Commentary on "Antiseizure activity by opioid receptor antagonism, new evidence".

A major treatment modality of epilepsy consists of pharmacological interventions using small‐molecule drugs that reduce the incidence and severity of seizures. In the last decades, efforts to discover these antiseizure medications (ASMs) have been dominated by a phenotypic approach using rodent seizure and epilepsy models. These efforts have resulted in the marketing of numerous small molecules that effectively treat the symptoms of the disease. Unfortunately, a significant number of patients fail to achieve seizure freedom due to the occurrence of drug‐resistant epilepsy (DRE), even when these ASMs are administered in combination.

In an effort to find new molecules with an improved clinical efficacy profile, different research groups have taken different paths. An interesting approach is based on identifying compounds of interest using connectivity mapping (CMap, Broad Institute), a database that provides the ability to compare the transcriptional profile of a disease with the gene expression signatures elicited by treatment of mammalian cells with these compounds. Highly similar or opposing expression signatures are termed connected and suggest disease‐ and compound‐related physiological effects on mammalian cells. Thus, by querying a disease‐related gene expression profile against the CMap database, one can find compounds with an expression profile that is opposite to the profile found for the disease, and that by reversing the genetic background of the disease, may improve the disease‐related symptomatology. Importantly, the database also includes approved medicinal products, which offers the possibility to bring repurposed therapeutics to the market, reducing the costs associated with traditional de novo drug development.

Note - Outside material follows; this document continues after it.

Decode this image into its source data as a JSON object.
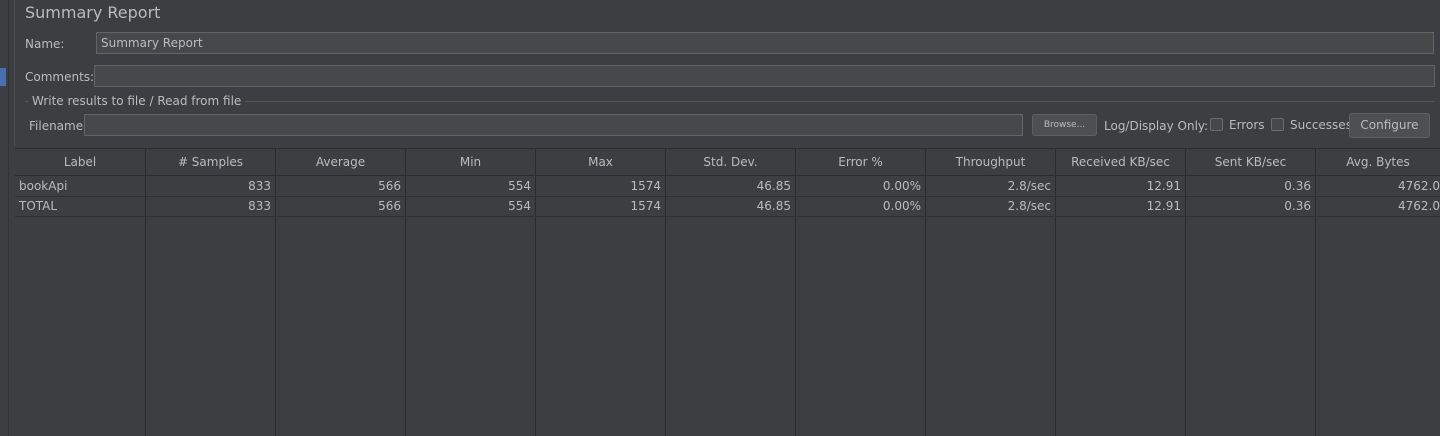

In previous work, a similar CMap‐based strategy was used to identify compounds that could revert the diseased transcriptional profile of human tissue from epilepsy‐affected brains. Next, a selection of compounds was functionally tested in a behavioral assay with zebrafish larvae and was found to suppress PTZ‐induced seizures. In the present follow‐up study, Morgan Sturgeon and coworkers discovered that naltrexone, a compound previously found in the C‐Map query, was able to decrease the abnormal locomotion of PTZ‐treated zebrafish larvae and homozygous scn1Lab mutant (scn1Lab−/−) zebrafish.

The latter mutant fish represent a model of Dravet syndrome (DS), a severe and highly drug‐resistant developmental and epileptic encephalopathy, in the majority of cases due to SCN1A gene mutations, with onset of recurrent seizures during the first year of life of patients. Of note, the zebrafish DS model was previously used to identify potential treatment options for Dravet syndrome and to further decipher the mechanism of action of fenfluramine, a therapeutic that together with cannabidiol is now considered second‐line treatment for DS patients. ,

In addition to the effects observed in the zebrafish models, naltrexone was also able to reduce in vitro neocortical seizure‐like events in brain slices of adult WT mice, and to decrease in vivo the number and duration of PTZ‐induced convulsive seizures in mice.

The results of the current study therefore confirm the possibility of using certain opioids as ASMs, at least in specific conditions. Naltrexone is presently used in the clinic for treating alcohol use disorder and manage opioid abuse. , The compound is considered a nonselective opioid receptor antagonist, although there is a significantly higher affinity for μ‐receptors than for κ‐ and δ‐receptors (Ki: 0.89 nM, 20.2 nM and 64.1 nM, respectively). As a result, naltrexone has been found to produce a nearly complete blockade of μ‐receptors in humans at a dose of 50 mg/day, compared with 20% to 35% blockage of δ‐receptors.

In previous studies, naltrexone has demonstrated antiseizure but also proseizure effects at different doses using different animal models. It is therefore tempting to think that the conflicting profile of the compound largely depends on the amount of different opioid receptors occupied, in combination with their relative distribution across different areas of the brain and the epileptic foci involved. In the current study, the homozygous scn1Lab mutant zebrafish larvae were exposed by immersion to 75 μM naltrexone at 7dpf (days post‐fertilization), but it is presently not known how much compound entered the brain, and what the affinity is for the zebrafish's individual opioid receptors. Future work could address these pending issues with the goal of further deciphering the mechanistic background of the results and translating the present findings to the clinic.

In conclusion, the data show that a combined CMap‐zebrafish drug discovery strategy can be successfully applied to find antiseizure hits and identify novel pharmacological applications in the field of epilepsy.

CONFLICT OF INTERESTS

I have no conflicts of interests to disclose. I confirm that I have read the Journal's position on issues involved in ethical publication and affirm that this report is consistent with those guidelines.